La pizarra es la reina de las noches de lunes a sábado; a mediodía se ofrece también almuerzo ejecutivo.

Música y goles

Bolsillos de recursos medio altos, tanto nacionales como extranjeros, son los que suelen acudir a Lavagna, al menos hasta ahora, a lo largo de sus dos meses de existencia en los que los sábados, para las cenas, suele haber jazz en directo.

Y, cuando hay partidos de fútbol, también se pueden ver en el restaurante, que cambia su menú para los amantes del fútbol: pizzas y piqueos acompañados de hora feliz de cervezas. Los partidos del Mundial también se ven aquí.

Por unas gradas se sube a un pequeño pasillo por el que se llega a la cocina. Junto a la puerta de ésta hay varias macetas colgadas de la pared en las que crecen toronjil, hierba buena, romero... que los chicos usan para aderezar sus platos, junto con otras especias secas que guardan en potes: algunas, de los mercados; otras, de un supermercado chino y también alguna la reciben de afuera, como el curry que envía desde España la madre de Fernández.

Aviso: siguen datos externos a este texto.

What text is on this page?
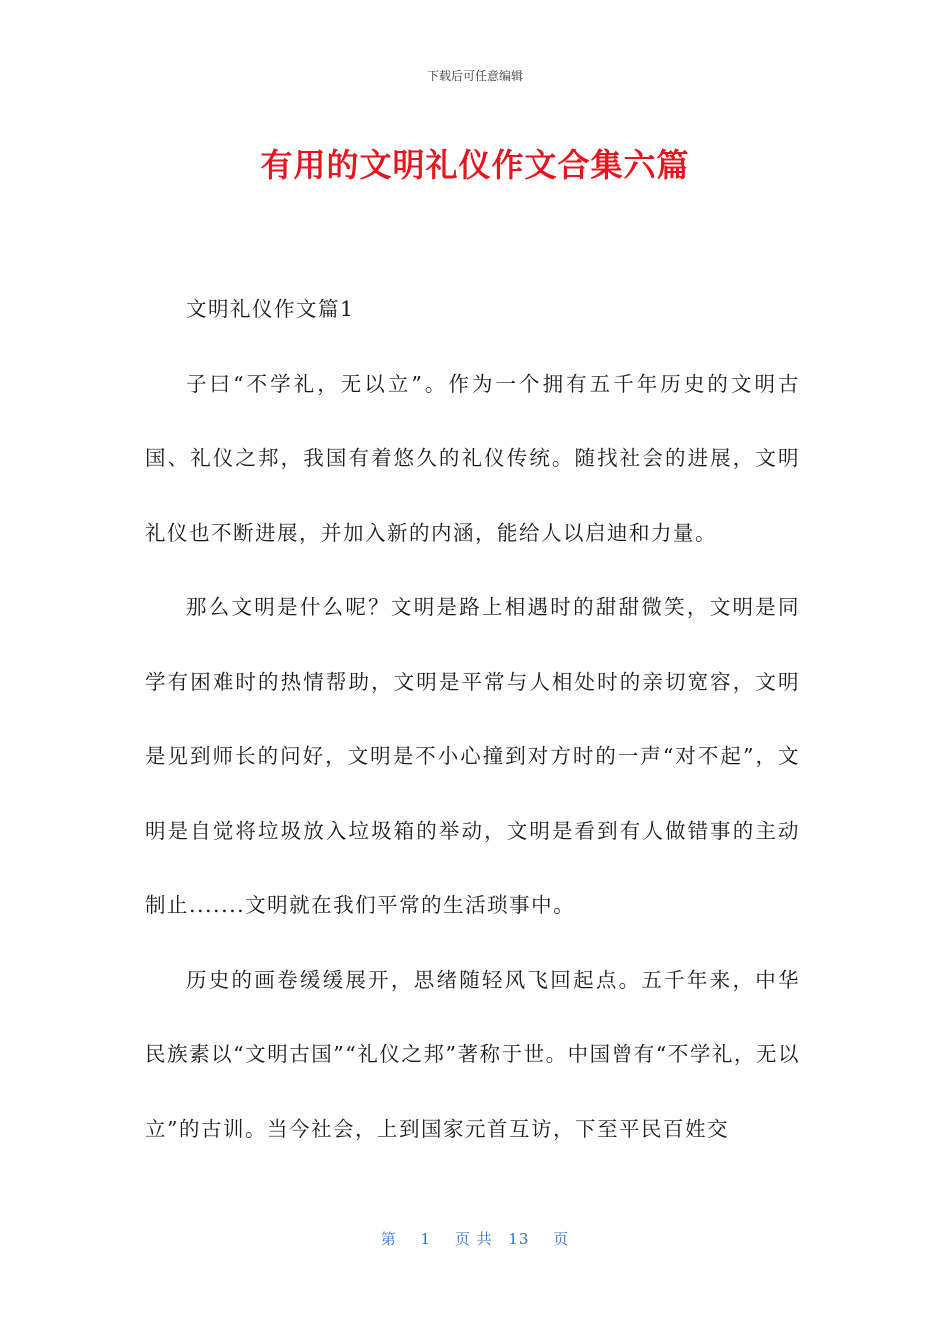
下载后可任意编辑
有用的文明礼仪作文合集六篇

文明礼仪作文篇1

子曰“不学礼，无以立”。作为一个拥有五千年历史的文明古国、礼仪之邦，我国有着悠久的礼仪传统。随找社会的进展，文明礼仪也不断进展，并加入新的内涵，能给人以启迪和力量。

那么文明是什么呢？文明是路上相遇时的甜甜微笑，文明是同学有困难时的热情帮助，文明是平常与人相处时的亲切宽容，文明是见到师长的问好，文明是不小心撞到对方时的一声“对不起”，文明是自觉将垃圾放入垃圾箱的举动，文明是看到有人做错事的主动制止.......文明就在我们平常的生活琐事中。

历史的画卷缓缓展开，思绪随轻风飞回起点。五千年来，中华民族素以“文明古国”“礼仪之邦”著称于世。中国曾有“不学礼，无以立”的古训。当今社会，上到国家元首互访，下至平民百姓交

第 1 页 共 13 页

Los tres se mueven por la cocina, estrecha en algunos puntos. Hay potes de especias, un recipiente con cebolla caramelizada lista para ser emplatada, cebollino junto a la tabla de cortar, el pato cocinándose en la plancha, las papas en la freidora... Sobre una repisa, tres platos con cebolla, peras y chilos aguardan los pedazos de pato para salir a las mesas.

En el restaurante, los comensales disfrutan sus pedidos. Quién sabe si mañana ya no estarán en la pizarra de la calle.